We will be offering an Active Shooter/First Responders class for police and Active Shooter/Critical Response class for civilians in September. We have conducted a number of first responder classes for police in the past years. As events unfold there is a definite trend toward this evolution on behalf of suspects who target randomly selected targets in a very random manner. These scenarios are very fast and fluid and the response must be in kind, which is why we train in the manner in which we do.

Both of these classes will be taught by active duty law enforcement personnel who not only train for this – but respond to such events in the real world. In other words, first-hand knowledge which is the practical versus the theoretical which is impractical.

These classes put into play very unique and unusual skills sets and responses which are unique to active shooter scenarios. I have read through and observed some of the planning modules proposed by various entities in response to active shooters. Just about every one of these voluminous workbooks is unworkable in terms of real world timelines. If you have ever wondered why SWAT teams, fully dressed out, are often times seen milling about in front of news cameras posing in their balaclavas, then you know why. At that point it is pretty much a glorified crime scene and nothing more. The event has already come and gone and that is the long and short of it. There may be exceptions to this rule but they will be few and far between.
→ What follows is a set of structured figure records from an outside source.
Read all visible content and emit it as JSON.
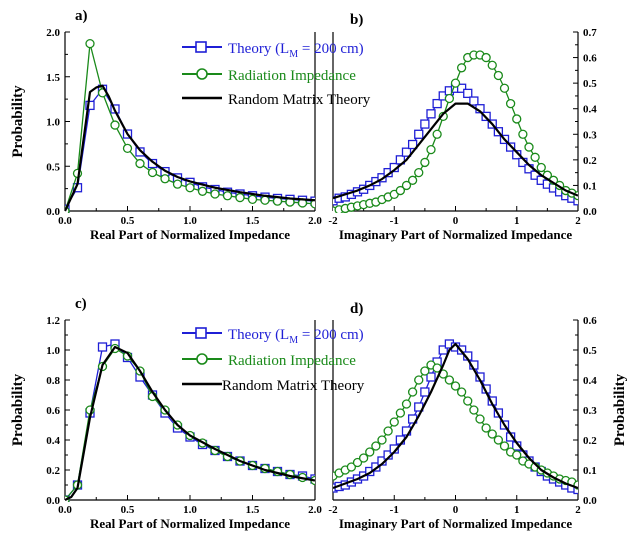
{
  "chart_data": [
    {
      "type": "line",
      "panel_label": "a)",
      "xlabel": "Real Part of Normalized Impedance",
      "ylabel": "Probability",
      "xlim": [
        0,
        2
      ],
      "ylim": [
        0,
        2
      ],
      "xticks": [
        "0.0",
        "0.5",
        "1.0",
        "1.5",
        "2.0"
      ],
      "yticks": [
        "0.0",
        "0.5",
        "1.0",
        "1.5",
        "2.0"
      ],
      "yaxis_side": "left",
      "series": [
        {
          "name": "Theory (LM = 200 cm)",
          "color": "#1f1fd6",
          "marker": "square",
          "x": [
            0,
            0.1,
            0.2,
            0.3,
            0.4,
            0.5,
            0.6,
            0.7,
            0.8,
            0.9,
            1.0,
            1.1,
            1.2,
            1.3,
            1.4,
            1.5,
            1.6,
            1.7,
            1.8,
            1.9,
            2.0
          ],
          "y": [
            0.02,
            0.26,
            1.18,
            1.36,
            1.14,
            0.86,
            0.66,
            0.53,
            0.44,
            0.37,
            0.32,
            0.27,
            0.24,
            0.21,
            0.19,
            0.17,
            0.155,
            0.14,
            0.13,
            0.12,
            0.11
          ]
        },
        {
          "name": "Radiation Impedance",
          "color": "#1a8a1a",
          "marker": "circle",
          "x": [
            0,
            0.1,
            0.2,
            0.3,
            0.4,
            0.5,
            0.6,
            0.7,
            0.8,
            0.9,
            1.0,
            1.1,
            1.2,
            1.3,
            1.4,
            1.5,
            1.6,
            1.7,
            1.8,
            1.9,
            2.0
          ],
          "y": [
            0.0,
            0.42,
            1.87,
            1.32,
            0.96,
            0.7,
            0.53,
            0.43,
            0.36,
            0.3,
            0.26,
            0.22,
            0.19,
            0.17,
            0.15,
            0.13,
            0.12,
            0.11,
            0.1,
            0.09,
            0.08
          ]
        },
        {
          "name": "Random Matrix Theory",
          "color": "#000000",
          "marker": "none",
          "x": [
            0,
            0.1,
            0.2,
            0.25,
            0.3,
            0.35,
            0.4,
            0.5,
            0.6,
            0.7,
            0.8,
            0.9,
            1.0,
            1.2,
            1.4,
            1.6,
            1.8,
            2.0
          ],
          "y": [
            0.0,
            0.3,
            1.33,
            1.38,
            1.4,
            1.28,
            1.12,
            0.86,
            0.68,
            0.55,
            0.45,
            0.38,
            0.33,
            0.26,
            0.21,
            0.17,
            0.14,
            0.12
          ]
        }
      ]
    },
    {
      "type": "line",
      "panel_label": "b)",
      "xlabel": "Imaginary Part of Normalized Impedance",
      "ylabel": "",
      "xlim": [
        -2,
        2
      ],
      "ylim": [
        0,
        0.7
      ],
      "xticks": [
        "-2",
        "-1",
        "0",
        "1",
        "2"
      ],
      "yticks": [
        "0.0",
        "0.1",
        "0.2",
        "0.3",
        "0.4",
        "0.5",
        "0.6",
        "0.7"
      ],
      "yaxis_side": "right",
      "series": [
        {
          "name": "Theory (LM = 200 cm)",
          "color": "#1f1fd6",
          "marker": "square",
          "x": [
            -2,
            -1.9,
            -1.8,
            -1.7,
            -1.6,
            -1.5,
            -1.4,
            -1.3,
            -1.2,
            -1.1,
            -1.0,
            -0.9,
            -0.8,
            -0.7,
            -0.6,
            -0.5,
            -0.4,
            -0.3,
            -0.2,
            -0.1,
            0,
            0.1,
            0.2,
            0.3,
            0.4,
            0.5,
            0.6,
            0.7,
            0.8,
            0.9,
            1.0,
            1.1,
            1.2,
            1.3,
            1.4,
            1.5,
            1.6,
            1.7,
            1.8,
            1.9,
            2.0
          ],
          "y": [
            0.04,
            0.05,
            0.055,
            0.065,
            0.075,
            0.085,
            0.1,
            0.115,
            0.13,
            0.15,
            0.17,
            0.2,
            0.23,
            0.26,
            0.3,
            0.34,
            0.38,
            0.42,
            0.45,
            0.47,
            0.48,
            0.48,
            0.46,
            0.43,
            0.4,
            0.37,
            0.34,
            0.31,
            0.28,
            0.25,
            0.22,
            0.19,
            0.165,
            0.14,
            0.12,
            0.105,
            0.09,
            0.075,
            0.06,
            0.05,
            0.04
          ]
        },
        {
          "name": "Radiation Impedance",
          "color": "#1a8a1a",
          "marker": "circle",
          "x": [
            -2,
            -1.9,
            -1.8,
            -1.7,
            -1.6,
            -1.5,
            -1.4,
            -1.3,
            -1.2,
            -1.1,
            -1.0,
            -0.9,
            -0.8,
            -0.7,
            -0.6,
            -0.5,
            -0.4,
            -0.3,
            -0.2,
            -0.1,
            0,
            0.1,
            0.2,
            0.3,
            0.4,
            0.5,
            0.6,
            0.7,
            0.8,
            0.9,
            1.0,
            1.1,
            1.2,
            1.3,
            1.4,
            1.5,
            1.6,
            1.7,
            1.8,
            1.9,
            2.0
          ],
          "y": [
            0.0,
            0.005,
            0.01,
            0.015,
            0.02,
            0.025,
            0.03,
            0.035,
            0.045,
            0.055,
            0.065,
            0.08,
            0.1,
            0.12,
            0.15,
            0.19,
            0.24,
            0.3,
            0.37,
            0.44,
            0.5,
            0.56,
            0.6,
            0.61,
            0.61,
            0.6,
            0.57,
            0.53,
            0.48,
            0.42,
            0.36,
            0.3,
            0.25,
            0.21,
            0.17,
            0.14,
            0.12,
            0.1,
            0.08,
            0.07,
            0.06
          ]
        },
        {
          "name": "Random Matrix Theory",
          "color": "#000000",
          "marker": "none",
          "x": [
            -2,
            -1.8,
            -1.6,
            -1.4,
            -1.2,
            -1.0,
            -0.8,
            -0.6,
            -0.4,
            -0.2,
            0,
            0.2,
            0.4,
            0.6,
            0.8,
            1.0,
            1.2,
            1.4,
            1.6,
            1.8,
            2.0
          ],
          "y": [
            0.05,
            0.065,
            0.08,
            0.1,
            0.125,
            0.16,
            0.2,
            0.26,
            0.32,
            0.38,
            0.42,
            0.42,
            0.39,
            0.34,
            0.28,
            0.23,
            0.18,
            0.14,
            0.11,
            0.08,
            0.06
          ]
        }
      ]
    },
    {
      "type": "line",
      "panel_label": "c)",
      "xlabel": "Real Part of Normalized Impedance",
      "ylabel": "Probability",
      "xlim": [
        0,
        2
      ],
      "ylim": [
        0,
        1.2
      ],
      "xticks": [
        "0.0",
        "0.5",
        "1.0",
        "1.5",
        "2.0"
      ],
      "yticks": [
        "0.0",
        "0.2",
        "0.4",
        "0.6",
        "0.8",
        "1.0",
        "1.2"
      ],
      "yaxis_side": "left",
      "series": [
        {
          "name": "Theory (LM = 200 cm)",
          "color": "#1f1fd6",
          "marker": "square",
          "x": [
            0,
            0.1,
            0.2,
            0.3,
            0.4,
            0.5,
            0.6,
            0.7,
            0.8,
            0.9,
            1.0,
            1.1,
            1.2,
            1.3,
            1.4,
            1.5,
            1.6,
            1.7,
            1.8,
            1.9,
            2.0
          ],
          "y": [
            0.0,
            0.1,
            0.58,
            1.02,
            1.04,
            0.95,
            0.82,
            0.7,
            0.58,
            0.48,
            0.42,
            0.37,
            0.33,
            0.29,
            0.26,
            0.23,
            0.21,
            0.19,
            0.17,
            0.16,
            0.14
          ]
        },
        {
          "name": "Radiation Impedance",
          "color": "#1a8a1a",
          "marker": "circle",
          "x": [
            0,
            0.1,
            0.2,
            0.3,
            0.4,
            0.5,
            0.6,
            0.7,
            0.8,
            0.9,
            1.0,
            1.1,
            1.2,
            1.3,
            1.4,
            1.5,
            1.6,
            1.7,
            1.8,
            1.9,
            2.0
          ],
          "y": [
            0.0,
            0.1,
            0.6,
            0.89,
            1.01,
            0.96,
            0.86,
            0.69,
            0.6,
            0.5,
            0.43,
            0.38,
            0.33,
            0.29,
            0.26,
            0.23,
            0.21,
            0.19,
            0.17,
            0.15,
            0.13
          ]
        },
        {
          "name": "Random Matrix Theory",
          "color": "#000000",
          "marker": "none",
          "x": [
            0,
            0.05,
            0.1,
            0.2,
            0.3,
            0.4,
            0.5,
            0.6,
            0.7,
            0.8,
            0.9,
            1.0,
            1.2,
            1.4,
            1.6,
            1.8,
            2.0
          ],
          "y": [
            0.0,
            0.02,
            0.08,
            0.55,
            0.9,
            1.02,
            0.98,
            0.86,
            0.72,
            0.6,
            0.5,
            0.43,
            0.34,
            0.26,
            0.2,
            0.16,
            0.13
          ]
        }
      ]
    },
    {
      "type": "line",
      "panel_label": "d)",
      "xlabel": "Imaginary Part of Normalized Impedance",
      "ylabel": "Probability",
      "xlim": [
        -2,
        2
      ],
      "ylim": [
        0,
        0.6
      ],
      "xticks": [
        "-2",
        "-1",
        "0",
        "1",
        "2"
      ],
      "yticks": [
        "0.0",
        "0.1",
        "0.2",
        "0.3",
        "0.4",
        "0.5",
        "0.6"
      ],
      "yaxis_side": "right",
      "series": [
        {
          "name": "Theory (LM = 200 cm)",
          "color": "#1f1fd6",
          "marker": "square",
          "x": [
            -2,
            -1.9,
            -1.8,
            -1.7,
            -1.6,
            -1.5,
            -1.4,
            -1.3,
            -1.2,
            -1.1,
            -1.0,
            -0.9,
            -0.8,
            -0.7,
            -0.6,
            -0.5,
            -0.4,
            -0.3,
            -0.2,
            -0.1,
            0,
            0.1,
            0.2,
            0.3,
            0.4,
            0.5,
            0.6,
            0.7,
            0.8,
            0.9,
            1.0,
            1.1,
            1.2,
            1.3,
            1.4,
            1.5,
            1.6,
            1.7,
            1.8,
            1.9,
            2.0
          ],
          "y": [
            0.04,
            0.045,
            0.05,
            0.06,
            0.07,
            0.08,
            0.095,
            0.11,
            0.13,
            0.15,
            0.17,
            0.2,
            0.23,
            0.27,
            0.31,
            0.36,
            0.41,
            0.46,
            0.5,
            0.52,
            0.51,
            0.5,
            0.48,
            0.45,
            0.41,
            0.37,
            0.33,
            0.29,
            0.25,
            0.21,
            0.18,
            0.15,
            0.13,
            0.11,
            0.095,
            0.08,
            0.07,
            0.06,
            0.05,
            0.04,
            0.035
          ]
        },
        {
          "name": "Radiation Impedance",
          "color": "#1a8a1a",
          "marker": "circle",
          "x": [
            -2,
            -1.9,
            -1.8,
            -1.7,
            -1.6,
            -1.5,
            -1.4,
            -1.3,
            -1.2,
            -1.1,
            -1.0,
            -0.9,
            -0.8,
            -0.7,
            -0.6,
            -0.5,
            -0.4,
            -0.3,
            -0.2,
            -0.1,
            0,
            0.1,
            0.2,
            0.3,
            0.4,
            0.5,
            0.6,
            0.7,
            0.8,
            0.9,
            1.0,
            1.1,
            1.2,
            1.3,
            1.4,
            1.5,
            1.6,
            1.7,
            1.8,
            1.9,
            2.0
          ],
          "y": [
            0.08,
            0.09,
            0.1,
            0.11,
            0.125,
            0.14,
            0.16,
            0.18,
            0.2,
            0.23,
            0.26,
            0.29,
            0.32,
            0.36,
            0.4,
            0.43,
            0.45,
            0.44,
            0.42,
            0.4,
            0.38,
            0.36,
            0.33,
            0.3,
            0.27,
            0.24,
            0.22,
            0.2,
            0.18,
            0.16,
            0.15,
            0.13,
            0.12,
            0.11,
            0.1,
            0.09,
            0.08,
            0.07,
            0.065,
            0.06,
            0.05
          ]
        },
        {
          "name": "Random Matrix Theory",
          "color": "#000000",
          "marker": "none",
          "x": [
            -2,
            -1.8,
            -1.6,
            -1.4,
            -1.2,
            -1.0,
            -0.8,
            -0.6,
            -0.4,
            -0.2,
            -0.1,
            0,
            0.2,
            0.4,
            0.6,
            0.8,
            1.0,
            1.2,
            1.4,
            1.6,
            1.8,
            2.0
          ],
          "y": [
            0.04,
            0.055,
            0.07,
            0.09,
            0.12,
            0.16,
            0.21,
            0.28,
            0.36,
            0.45,
            0.5,
            0.52,
            0.47,
            0.4,
            0.32,
            0.25,
            0.19,
            0.14,
            0.1,
            0.075,
            0.055,
            0.04
          ]
        }
      ]
    }
  ],
  "legend": {
    "theory_label": "Theory (L",
    "theory_subscript": "M",
    "theory_suffix": " = 200 cm)",
    "radiation_label": "Radiation Impedance",
    "rmt_label": "Random Matrix Theory"
  }
}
A side note: When I was growing up we did not have the incidents occurring that we do now. It was a different era in which people interacted with each other and not an electronic device. There seems to be a lot more mental illness which is acted out in a violent manner targeting individuals who have little or nothing to do with the individual’s actual issues. This is just an observation and nothing more. In the 50’s there were cowboys and Indians, in the 60’s there were hippies and flowers and free love, in the 70’s there were disco balls, big hair and some really, really bad fashion statements. All of this has changed. We may be electronically connected but we are not individually connected. I don’t know if there is an answer for all of this but I do miss the hippies, the bell bottoms and the seeming innocence of what we once had.